Notably, both calls to the fictional "get_event_matching" can end up parking the thread when there is no more work to be done. Now, what this means for us is that we're given basically two options for how to emit new_events/about_to_wait/proxy_wake_up:

  1. Emit it from inside each "get_event_matching" (kCFRunLoopCommonModes).
  2. Emit it only from the outer event loop's "get_event_matching" (kCFRunLoopDefaultMode).

Nested run loops like these are used notably in the following instances: A. When opening e.g. a file dialog with the rfd crate.

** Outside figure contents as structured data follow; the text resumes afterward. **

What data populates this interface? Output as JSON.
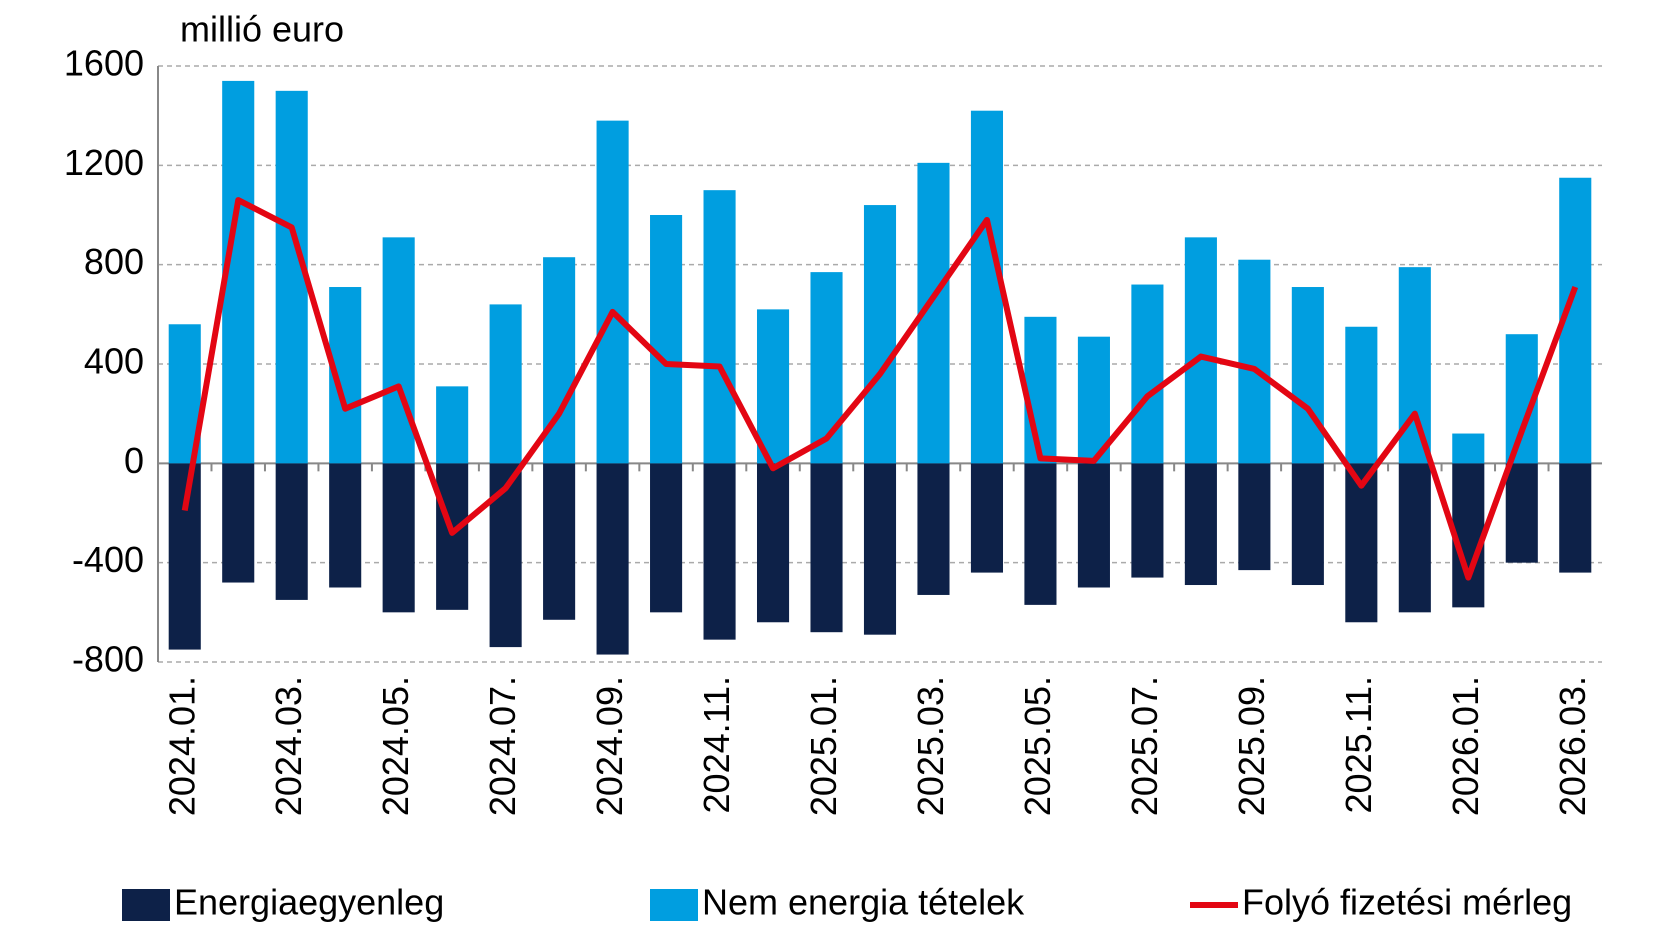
{
  "chart_data": {
    "type": "bar-line",
    "y_label": "millió euro",
    "categories": [
      "2024.01.",
      null,
      "2024.03.",
      null,
      "2024.05.",
      null,
      "2024.07.",
      null,
      "2024.09.",
      null,
      "2024.11.",
      null,
      "2025.01.",
      null,
      "2025.03.",
      null,
      "2025.05.",
      null,
      "2025.07.",
      null,
      "2025.09.",
      null,
      "2025.11.",
      null,
      "2026.01.",
      null,
      "2026.03."
    ],
    "series": [
      {
        "name": "Energiaegyenleg",
        "type": "bar",
        "color": "#0d2148",
        "values": [
          -750,
          -480,
          -550,
          -500,
          -600,
          -590,
          -740,
          -630,
          -770,
          -600,
          -710,
          -640,
          -680,
          -690,
          -530,
          -440,
          -570,
          -500,
          -460,
          -490,
          -430,
          -490,
          -640,
          -600,
          -580,
          -400,
          -440
        ]
      },
      {
        "name": "Nem energia tételek",
        "type": "bar",
        "color": "#009ee0",
        "values": [
          560,
          1540,
          1500,
          710,
          910,
          310,
          640,
          830,
          1380,
          1000,
          1100,
          620,
          770,
          1040,
          1210,
          1420,
          590,
          510,
          720,
          910,
          820,
          710,
          550,
          790,
          120,
          520,
          1150
        ]
      },
      {
        "name": "Folyó fizetési mérleg",
        "type": "line",
        "color": "#e30613",
        "values": [
          -190,
          1060,
          950,
          220,
          310,
          -280,
          -100,
          200,
          610,
          400,
          390,
          -20,
          100,
          360,
          670,
          980,
          20,
          10,
          270,
          430,
          380,
          220,
          -90,
          200,
          -460,
          130,
          710
        ]
      }
    ],
    "ylim": [
      -800,
      1600
    ],
    "yticks": [
      -800,
      -400,
      0,
      400,
      800,
      1200,
      1600
    ],
    "grid": true,
    "legend": "bottom"
  }
}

B. When clicking the corner of the window and dragging to live-resize it.

I am unsure what the desired behaviour is for new_events/about_to_wait/proxy_wake_up? In case A, the file dialog is spawned from inside the event loop itself, and as such we cannot emit the event (since that would be re-entrant). But in case B, we might want to emit the new_events/about_to_wait/proxy_wake_up, even though that is not technically what is happening with our outer event loop.

I felt like the most consistent answer would be that we always use kCFRunLoopDefaultMode when originally writing the PR, though then again, maybe resizing should be considered an implementation detail here, and we should just paper over it (like we somewhat currently do)? CC @daxpedda @kchibisov, I'd like input on this! Would the user still expect new_events/about_to_wait to be emitted when live-resizing a window, even though the application is still somewhat "alive" at this stage?

(In any case, I will first have to fix calling request_redraw inside of RedrawRequested, since the approach of calling it inside about_to_wait would break resizing with this PR in its current form).